もちろんいつもいつも同じ意見ではないけれど、少なくとも、相手の言うことに一切耳を貸さずにけんかになる、みたいなことはなくなった。
ハルくんに「パパとママ、前みたいにケンカしなくなって、なんかいいかんじだね」なんて言われて、ちょっと照れてしまった。
ダイニングでお茶を飲みながら、時にはビールを片手に、原発や放射能のことだけじゃなくて、ハルくんの学校のこととか、その日うれしかったこととか、ネットで見かけた気になる新製品にこととか、話題は意外と尽きないものだ。
そういうものの後ろに経済が回っていて、電気が働いている。
意識したことはなかったけど、そうやって私は生きている。
ミュージシャンS氏も、「たかが電気」の後が「されど電気」があったら、ちょっと印象が違ったかもね。どこかで聞いたことがある言葉だけど。
さて、でも夜更かしもよくないね。
そろそろ電気を消して――おやすみなさい。
【了】
**
ここまで具体的に書いて名前を伏せるのは、逆にフェアではないかと思いまして。S氏とはもちろん、坂本龍一さんのことです。
「本当なら由々しき事態」「内容は自分で判断してください」とエクスキューズをつけながら、「福島県の小学生が避難先の静岡で死亡(鼻出など放射線障害の急性期症状が出ていた)」という情報をツイートしていました。
ここまで来ると、某ウイスキーのCMではありませんが、「よかった、病気の子供はいないんだ」で済ませていい行為ではありません。
まんが『美味しんぼ』の中でも、「福島で鼻血が…」的な表現が問題視されたことがありましたが、放射線障害で鼻血が出るってまさに即死レベルですし、鼻血だけならほかに幾らでも原因が考えられます。

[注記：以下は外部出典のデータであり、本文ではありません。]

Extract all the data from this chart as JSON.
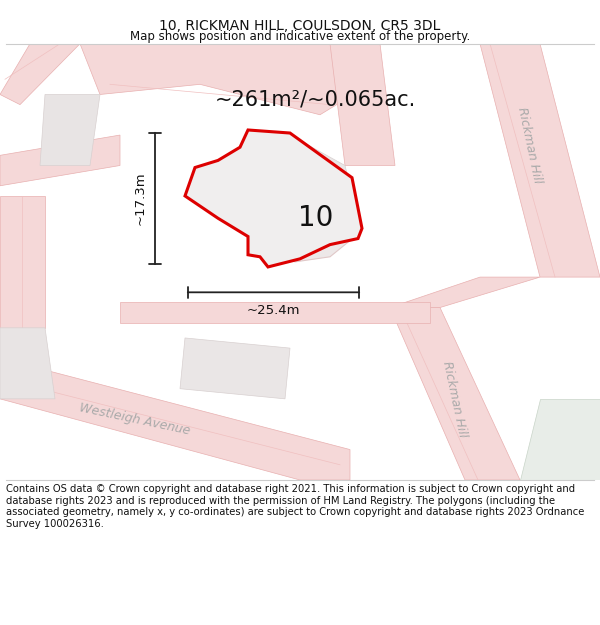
{
  "title": "10, RICKMAN HILL, COULSDON, CR5 3DL",
  "subtitle": "Map shows position and indicative extent of the property.",
  "area_label": "~261m²/~0.065ac.",
  "width_label": "~25.4m",
  "height_label": "~17.3m",
  "property_number": "10",
  "footer_text": "Contains OS data © Crown copyright and database right 2021. This information is subject to Crown copyright and database rights 2023 and is reproduced with the permission of HM Land Registry. The polygons (including the associated geometry, namely x, y co-ordinates) are subject to Crown copyright and database rights 2023 Ordnance Survey 100026316.",
  "bg_color": "#ffffff",
  "map_bg": "#faf7f7",
  "road_color": "#f5d8d8",
  "road_edge_color": "#e8b0b0",
  "road_line_color": "#f0c0c0",
  "property_outline_color": "#dd0000",
  "property_fill_color": "#f0eeee",
  "building_fill_color": "#e8e2e2",
  "building_edge_color": "#f0c8c8",
  "block_fill": "#e8e4e4",
  "block_edge": "#d8d0d0",
  "green_fill": "#e8ede8",
  "green_edge": "#c8d4c8",
  "dim_line_color": "#222222",
  "text_color": "#111111",
  "street_text_color": "#aaaaaa",
  "footer_text_color": "#111111",
  "title_fontsize": 10,
  "subtitle_fontsize": 8.5,
  "area_label_fontsize": 15,
  "number_fontsize": 20,
  "dim_fontsize": 9.5,
  "street_fontsize": 9,
  "footer_fontsize": 7.2
}
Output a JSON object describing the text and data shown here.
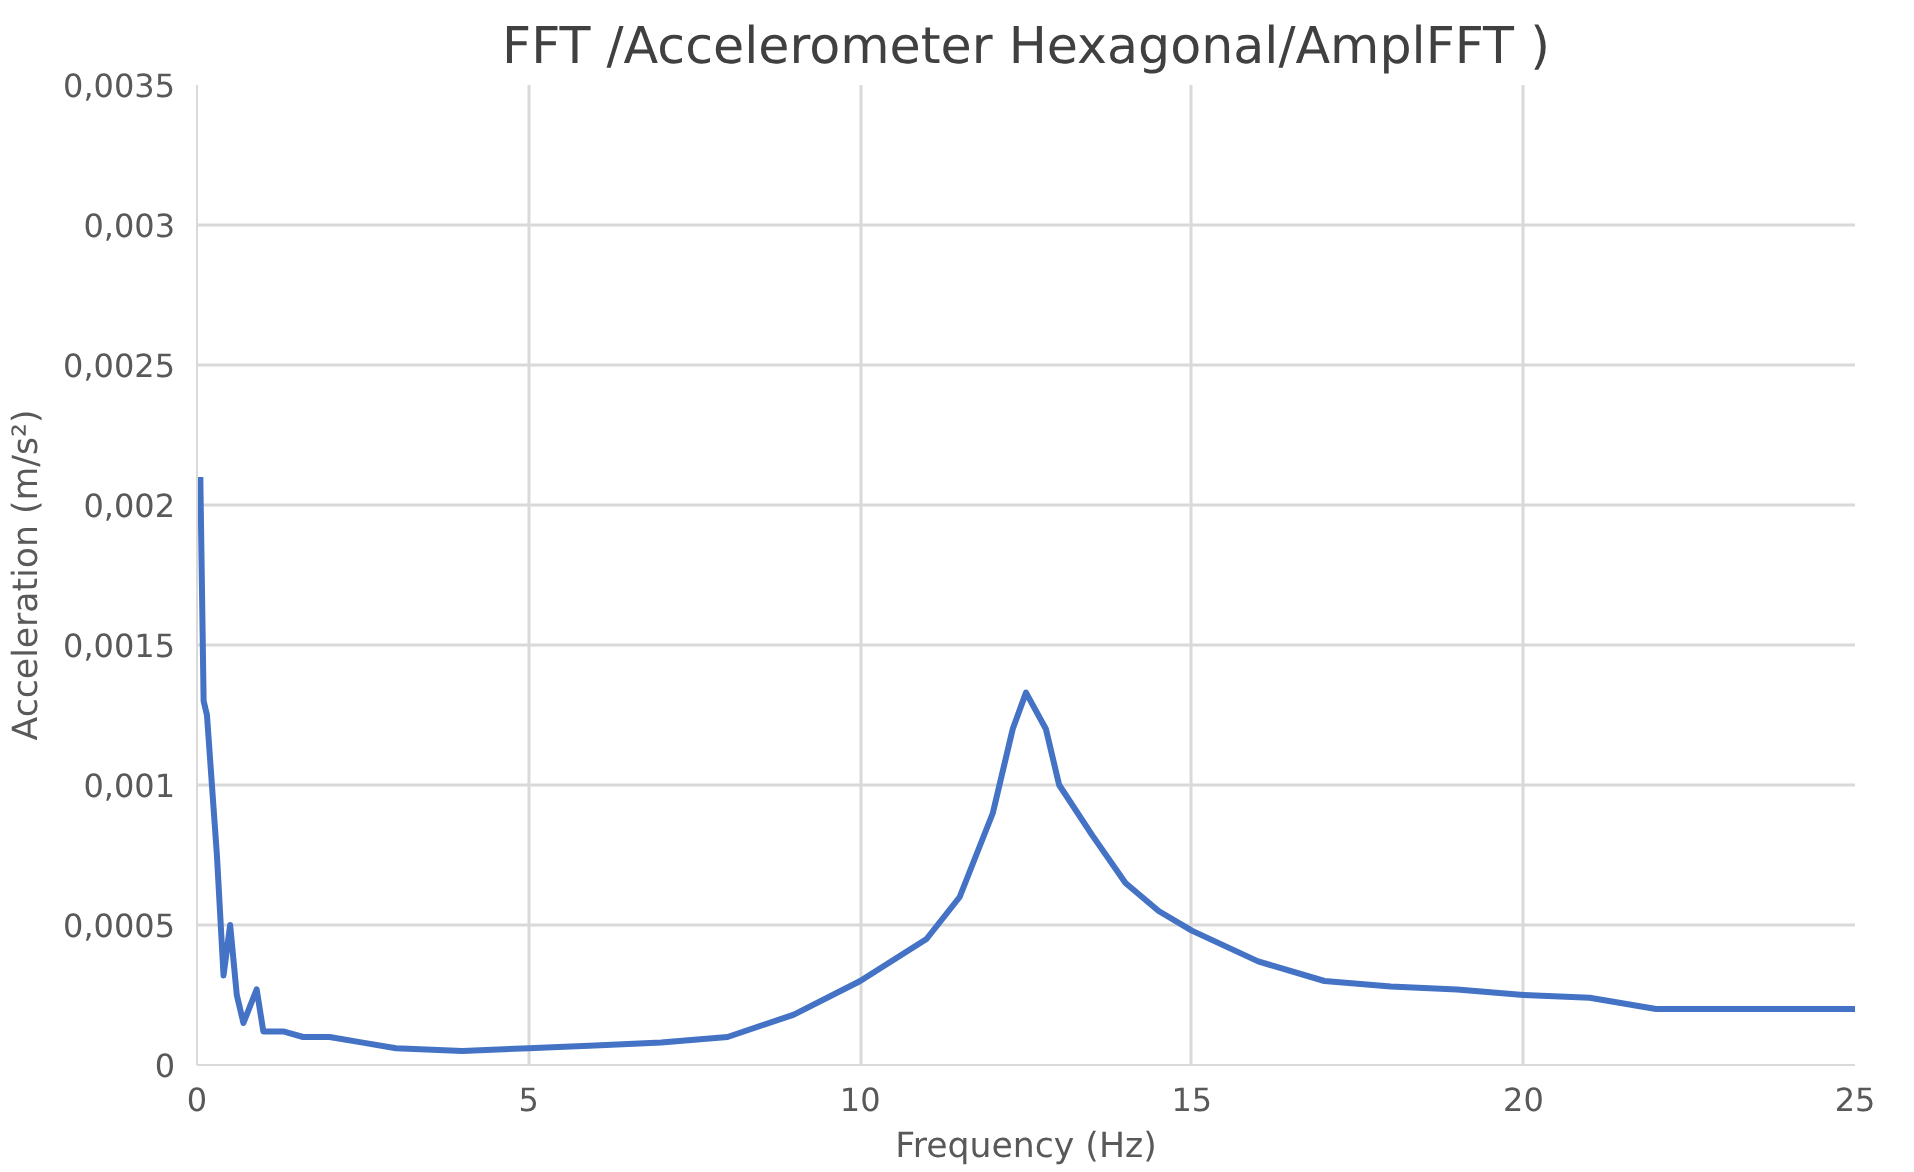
{
  "chart_data": {
    "type": "line",
    "title": "FFT /Accelerometer Hexagonal/AmplFFT )",
    "xlabel": "Frequency (Hz)",
    "ylabel": "Acceleration (m/s²)",
    "x": [
      0.05,
      0.1,
      0.15,
      0.3,
      0.4,
      0.5,
      0.6,
      0.7,
      0.9,
      1.0,
      1.3,
      1.6,
      2,
      2.5,
      3,
      4,
      5,
      6,
      7,
      8,
      9,
      10,
      11,
      11.5,
      12,
      12.3,
      12.5,
      12.8,
      13,
      13.5,
      14,
      14.5,
      15,
      16,
      17,
      18,
      19,
      20,
      21,
      22,
      23,
      24,
      25
    ],
    "series": [
      {
        "color": "#4472c4",
        "values": [
          0.0021,
          0.0013,
          0.00125,
          0.00075,
          0.00032,
          0.0005,
          0.00025,
          0.00015,
          0.00027,
          0.00012,
          0.00012,
          0.0001,
          0.0001,
          8e-05,
          6e-05,
          5e-05,
          6e-05,
          7e-05,
          8e-05,
          0.0001,
          0.00018,
          0.0003,
          0.00045,
          0.0006,
          0.0009,
          0.0012,
          0.00133,
          0.0012,
          0.001,
          0.00082,
          0.00065,
          0.00055,
          0.00048,
          0.00037,
          0.0003,
          0.00028,
          0.00027,
          0.00025,
          0.00024,
          0.0002,
          0.0002,
          0.0002,
          0.0002
        ]
      }
    ],
    "xlim": [
      0,
      25
    ],
    "xticks": [
      0,
      5,
      10,
      15,
      20,
      25
    ],
    "ylim": [
      0,
      0.0035
    ],
    "yticks": [
      0,
      {
        "value": 0.0005,
        "label": "0,0005"
      },
      {
        "value": 0.001,
        "label": "0,001"
      },
      {
        "value": 0.0015,
        "label": "0,0015"
      },
      {
        "value": 0.002,
        "label": "0,002"
      },
      {
        "value": 0.0025,
        "label": "0,0025"
      },
      {
        "value": 0.003,
        "label": "0,003"
      },
      {
        "value": 0.0035,
        "label": "0,0035"
      }
    ],
    "grid": true,
    "marker": "none",
    "line_style": "solid"
  }
}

だから最初のガセネタは(放射能と死の因果関係については)一応平仄が合っていたことになりますが、その後、福島のみならず全国で「子供が鼻血出した~」と騒ぐ人が大勢いた割に、バタバタ死んでるって話は聞かないのはなぜなのか。もうその時点で、あの界隈の人々の言う危機管理意識は、都市伝説レベルの話に振り回されているだけとしか思えなかったのです。
ちなみに我が愛娘は、中1だった2013年初夏にやはり鼻血が出て病院で見てもらったことがありますが、計2回の通院と薬で1週間後には治りました。「思春期にはよくあるんですよね」とのご説明つき(※注 エロいことを考えているという意味ではなく、発達段階で「よくある」ことだそうです)。
「たかが電気」発言があったのは、2012年7月16日、代々木公園で開催された「さようなら原発10万人集会」です。しかも「学生運動を思い出して血が騒いだ」とのこと。もう「なんだかなあ…」です。